Advocates of Chrislam point to facts such as Jesus being mentioned 25 times in the Qur’an, or Christianity and Islam having similar teachings on morals and ethics, or the need for the two largest monotheistic religions to unite to fight against the rise of atheism and alternative spirituality. Chrislam is viewed by some as the solution for the ongoing conflict between the Western world, which is predominantly Christian, and the Middle East, which is predominantly Muslim.
While it is undeniable that there are many similarities between Christianity and Islam (and Judaism, for that matter), Chrislam ultimately fails because Christianity and Islam are diametrically opposed on the most important of issues – the identity of Jesus Christ. True Christianity declares Jesus to be God incarnate. For Christians, the deity of Christ is a non-negotiable, for without His deity, Jesus’ death on the cross would not have been sufficient to be the atoning sacrifice for the sins of the entire world (1 John 2:2).

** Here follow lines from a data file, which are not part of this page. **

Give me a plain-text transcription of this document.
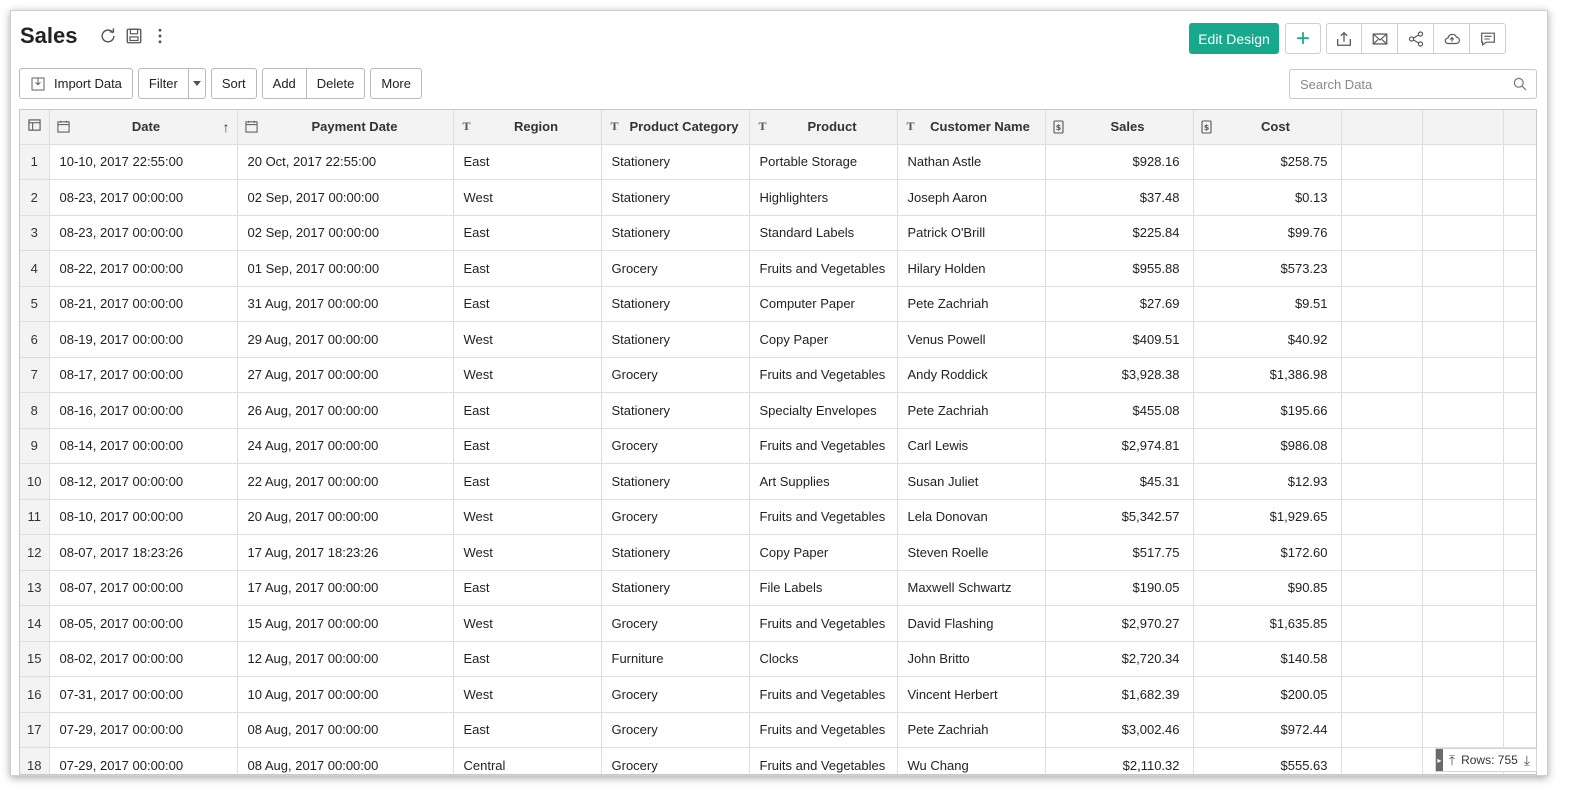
Sales	Edit Design	+
Import Data	Filter	Sort	Add	Delete	More
Search Data

Date ↑	Payment Date	T Region	T Product Category	T Product	T Customer Name	$ Sales	$ Cost			

1	10-10, 2017 22:55:00	20 Oct, 2017 22:55:00	East	Stationery	Portable Storage	Nathan Astle	$928.16	$258.75			
2	08-23, 2017 00:00:00	02 Sep, 2017 00:00:00	West	Stationery	Highlighters	Joseph Aaron	$37.48	$0.13			
3	08-23, 2017 00:00:00	02 Sep, 2017 00:00:00	East	Stationery	Standard Labels	Patrick O'Brill	$225.84	$99.76			
4	08-22, 2017 00:00:00	01 Sep, 2017 00:00:00	East	Grocery	Fruits and Vegetables	Hilary Holden	$955.88	$573.23			
5	08-21, 2017 00:00:00	31 Aug, 2017 00:00:00	East	Stationery	Computer Paper	Pete Zachriah	$27.69	$9.51			
6	08-19, 2017 00:00:00	29 Aug, 2017 00:00:00	West	Stationery	Copy Paper	Venus Powell	$409.51	$40.92			
7	08-17, 2017 00:00:00	27 Aug, 2017 00:00:00	West	Grocery	Fruits and Vegetables	Andy Roddick	$3,928.38	$1,386.98			
8	08-16, 2017 00:00:00	26 Aug, 2017 00:00:00	East	Stationery	Specialty Envelopes	Pete Zachriah	$455.08	$195.66			
9	08-14, 2017 00:00:00	24 Aug, 2017 00:00:00	East	Grocery	Fruits and Vegetables	Carl Lewis	$2,974.81	$986.08			
10	08-12, 2017 00:00:00	22 Aug, 2017 00:00:00	East	Stationery	Art Supplies	Susan Juliet	$45.31	$12.93			
11	08-10, 2017 00:00:00	20 Aug, 2017 00:00:00	West	Grocery	Fruits and Vegetables	Lela Donovan	$5,342.57	$1,929.65			
12	08-07, 2017 18:23:26	17 Aug, 2017 18:23:26	West	Stationery	Copy Paper	Steven Roelle	$517.75	$172.60			
13	08-07, 2017 00:00:00	17 Aug, 2017 00:00:00	East	Stationery	File Labels	Maxwell Schwartz	$190.05	$90.85			
14	08-05, 2017 00:00:00	15 Aug, 2017 00:00:00	West	Grocery	Fruits and Vegetables	David Flashing	$2,970.27	$1,635.85			
15	08-02, 2017 00:00:00	12 Aug, 2017 00:00:00	East	Furniture	Clocks	John Britto	$2,720.34	$140.58			
16	07-31, 2017 00:00:00	10 Aug, 2017 00:00:00	West	Grocery	Fruits and Vegetables	Vincent Herbert	$1,682.39	$200.05			
17	07-29, 2017 00:00:00	08 Aug, 2017 00:00:00	East	Grocery	Fruits and Vegetables	Pete Zachriah	$3,002.46	$972.44			
18	07-29, 2017 00:00:00	08 Aug, 2017 00:00:00	Central	Grocery	Fruits and Vegetables	Wu Chang	$2,110.32	$555.63				▸ ⤒ Rows: 755 ⤓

Islam adamantly rejects the deity of Christ. The Qur’an declares the idea that Jesus is God to be blasphemy (5:17). Belief in the deity of Christ is considered shirk (“filth”) to Muslims. Further, Islam denies the death of Christ on the cross (4:157-158). The most crucial doctrine of the Christian faith is rejected in Islam. As a result, the two religions are absolutely not compatible, making Chrislam a concept both Christians and Muslims should reject. – source
Brethren, the evil one will not rest until he has corrupted the Body of Christ. These “movements” are obviously not grounded in God’s Word. I can just hear the devil asking “Did God say……..?”
He is the author of confusion and the father of lies. He is so very cunning, and we must be aware of the techniques he uses to take us further and further away from God’s Word. The devil always uses a bit of truth and then he inserts his lies.
“Trust in the Lord with all thine heart; and lean not unto thine own understanding. In all thy ways acknowledge him, and he shall direct thy paths. Be not wise in thine own eyes: fear the Lord, and depart from evil” (Proverbs 3:5-7)
I pray that this article will help someone who is sitting under heretical teaching and is not aware of it.